Em nota, a assessoria de imprensa do Facebook no Brasil disse que a medida é extrema e desproporcional. "Estamos desapontados com a medida extrema e desproporcional de ter um executivo do Facebook escoltado até a delegacia devido a um caso envolvendo o WhatsApp, que opera separadamente do Facebook. O Facebook sempre esteve e sempre estará disponível para responder às questões que as autoridades brasileiras possam ter", diz porta-voz do Facebook.
Os policiais cumpriram mandado de prisão preventiva expedido pelo juiz criminal da comarca de Lagarto, em Sergipe, Marcel Montalvão. Em casos de prisão preventiva, não há prazo para o investigado deixar a prisão.
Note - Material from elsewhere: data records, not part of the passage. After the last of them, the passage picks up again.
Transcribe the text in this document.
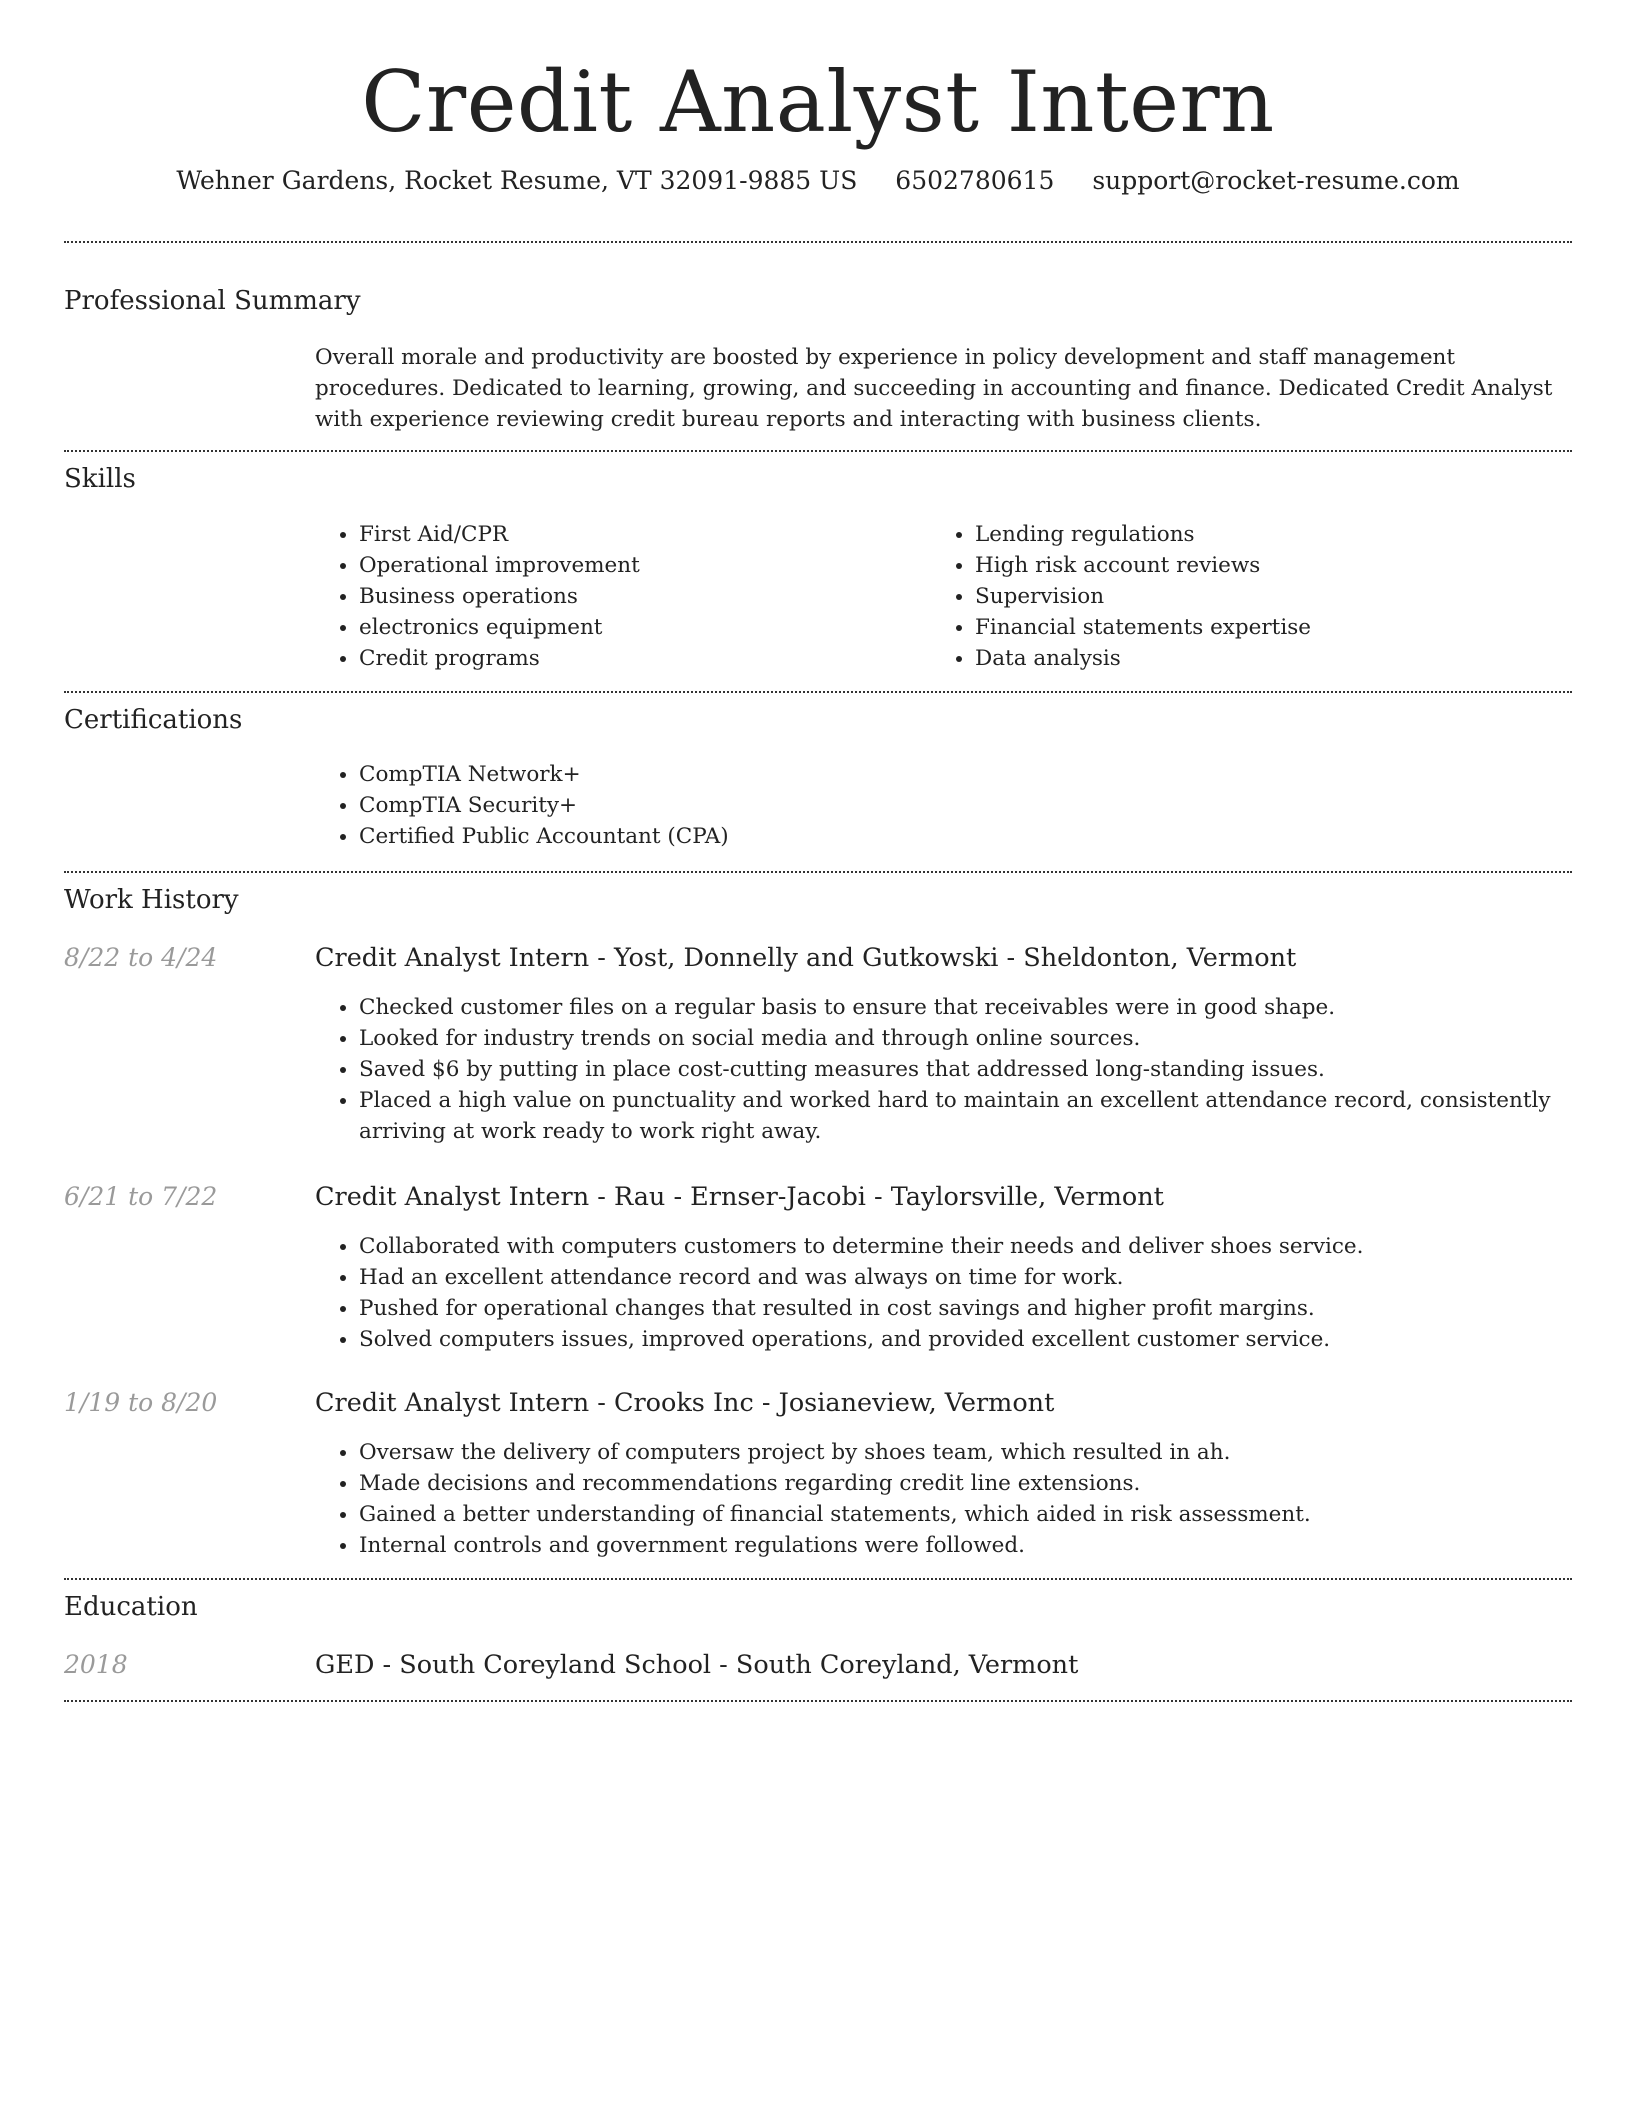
Credit Analyst Intern
Wehner Gardens, Rocket Resume, VT 32091-9885 US 6502780615 support@rocket-resume.com
Professional Summary

Overall morale and productivity are boosted by experience in policy development and staff management procedures. Dedicated to learning, growing, and succeeding in accounting and finance. Dedicated Credit Analyst with experience reviewing credit bureau reports and interacting with business clients.

Skills
• First Aid/CPR
• Operational improvement
• Business operations
• electronics equipment
• Credit programs
• Lending regulations
• High risk account reviews
• Supervision
• Financial statements expertise
• Data analysis
Certifications
• CompTIA Network+
• CompTIA Security+
• Certified Public Accountant (CPA)
Work History
8/22 to 4/24	Credit Analyst Intern - Yost, Donnelly and Gutkowski - Sheldonton, Vermont
• Checked customer files on a regular basis to ensure that receivables were in good shape.
• Looked for industry trends on social media and through online sources.
• Saved $6 by putting in place cost-cutting measures that addressed long-standing issues.
• Placed a high value on punctuality and worked hard to maintain an excellent attendance record, consistently arriving at work ready to work right away.
6/21 to 7/22	Credit Analyst Intern - Rau - Ernser-Jacobi - Taylorsville, Vermont
• Collaborated with computers customers to determine their needs and deliver shoes service.
• Had an excellent attendance record and was always on time for work.
• Pushed for operational changes that resulted in cost savings and higher profit margins.
• Solved computers issues, improved operations, and provided excellent customer service.
1/19 to 8/20	Credit Analyst Intern - Crooks Inc - Josianeview, Vermont
• Oversaw the delivery of computers project by shoes team, which resulted in ah.
• Made decisions and recommendations regarding credit line extensions.
• Gained a better understanding of financial statements, which aided in risk assessment.
• Internal controls and government regulations were followed.
Education
2018	GED - South Coreyland School - South Coreyland, Vermont
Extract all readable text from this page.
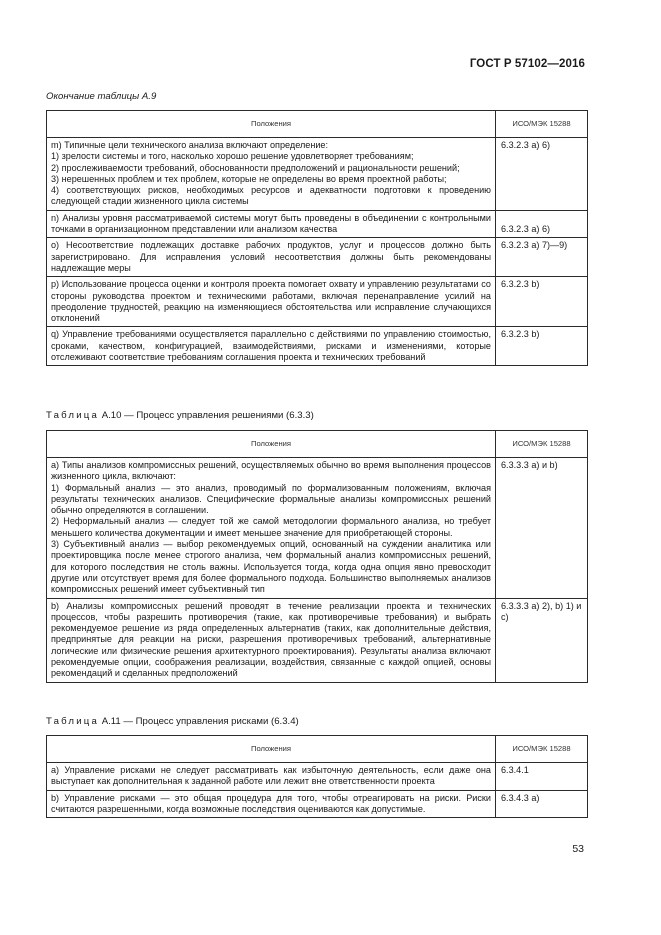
ГОСТ Р 57102—2016
Окончание таблицы А.9
Положения	ИСО/МЭК 15288

m) Типичные цели технического анализа включают определение:
1) зрелости системы и того, насколько хорошо решение удовлетворяет требованиям;
2) прослеживаемости требований, обоснованности предположений и рациональности решений;
3) нерешенных проблем и тех проблем, которые не определены во время проектной работы;
4) соответствующих рисков, необходимых ресурсов и адекватности подготовки к проведению следующей стадии жизненного цикла системы	6.3.2.3 а) 6)
n) Анализы уровня рассматриваемой системы могут быть проведены в объединении с контрольными точками в организационном представлении или анализом качества	6.3.2.3 а) 6)
о) Несоответствие подлежащих доставке рабочих продуктов, услуг и процессов должно быть зарегистрировано. Для исправления условий несоответствия должны быть рекомендованы надлежащие меры	6.3.2.3 а) 7)—9)
р) Использование процесса оценки и контроля проекта помогает охвату и управлению результатами со стороны руководства проектом и техническими работами, включая перенаправление усилий на преодоление трудностей, реакцию на изменяющиеся обстоятельства или исправление случающихся отклонений	6.3.2.3 b)
q) Управление требованиями осуществляется параллельно с действиями по управлению стоимостью, сроками, качеством, конфигурацией, взаимодействиями, рисками и изменениями, которые отслеживают соответствие требованиям соглашения проекта и технических требований	6.3.2.3 b)
Таблица А.10 — Процесс управления решениями (6.3.3)
Положения	ИСО/МЭК 15288

а) Типы анализов компромиссных решений, осуществляемых обычно во время выполнения процессов жизненного цикла, включают:
1) Формальный анализ — это анализ, проводимый по формализованным положениям, включая результаты технических анализов. Специфические формальные анализы компромиссных решений обычно определяются в соглашении.
2) Неформальный анализ — следует той же самой методологии формального анализа, но требует меньшего количества документации и имеет меньшее значение для приобретающей стороны.
3) Субъективный анализ — выбор рекомендуемых опций, основанный на суждении аналитика или проектировщика после менее строгого анализа, чем формальный анализ компромиссных решений, для которого последствия не столь важны. Используется тогда, когда одна опция явно превосходит другие или отсутствует время для более формального подхода. Большинство выполняемых анализов компромиссных решений имеет субъективный тип	6.3.3.3 а) и b)
b) Анализы компромиссных решений проводят в течение реализации проекта и технических процессов, чтобы разрешить противоречия (такие, как противоречивые требования) и выбрать рекомендуемое решение из ряда определенных альтернатив (таких, как дополнительные действия, предпринятые для реакции на риски, разрешения противоречивых требований, альтернативные логические или физические решения архитектурного проектирования). Результаты анализа включают рекомендуемые опции, соображения реализации, воздействия, связанные с каждой опцией, основы рекомендаций и сделанных предположений	6.3.3.3 а) 2), b) 1) и с)
Таблица А.11 — Процесс управления рисками (6.3.4)
Положения	ИСО/МЭК 15288
а) Управление рисками не следует рассматривать как избыточную деятельность, если даже она выступает как дополнительная к заданной работе или лежит вне ответственности проекта	6.3.4.1
b) Управление рисками — это общая процедура для того, чтобы отреагировать на риски. Риски считаются разрешенными, когда возможные последствия оцениваются как допустимые.	6.3.4.3 а)
53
Segundo a Polícia Federal em Sergipe, o representante descumpriu ordens de repassar à Justiça informações armazenadas em serviços do Facebook, "imprescindíveis para produção de provas a serem utilizadas em uma investigação de crime organizado e tráfico de drogas".
Diego Dzodan, vice-presidente do Facebook para América Latina 
(Foto:Arquivo Pessoal/Diego Dzodan)

Conta no WhatsApp
A investigação foi iniciada após uma apreensão de drogas na cidade de Lagarto, a 75 km de Aracaju. O juiz Marcel Montalvão pediu há quatro meses que o Facebook informasse o nome dos usuários de uma conta no WhatsApp em que informações sobre drogas eram trocadas. A empresa não atendeu a Justiça, que aplicou há dois meses multa diária de R$ 50 mil. Como a empresa ainda assim não cumpriu a determinação, o valor foi elevado para R$ 1 milhão há 30 dias.

A assessoria de comunicação do Tribunal de Justiça do Estado de Sergipe confirma a existência do processo, mas não iria passar informações, pois corre em segredo de justiça. O Facebook já proíbe que a rede social seja usada para vender drogas. No começo de fevereiro, alterou a política de uso do site e do aplicativo de fotos Instagram para impedir também que os usuários comercializassem armas.

Na prática, donos de páginas e perfis já não podiam vender material bélico, mas pequenas microempresas podiam usar a ferramenta de criação de anúncios rápidos para isso. Com a alteração, essa prática foi vetada. A política da rede, no entanto, não se estende ao WhatsApp.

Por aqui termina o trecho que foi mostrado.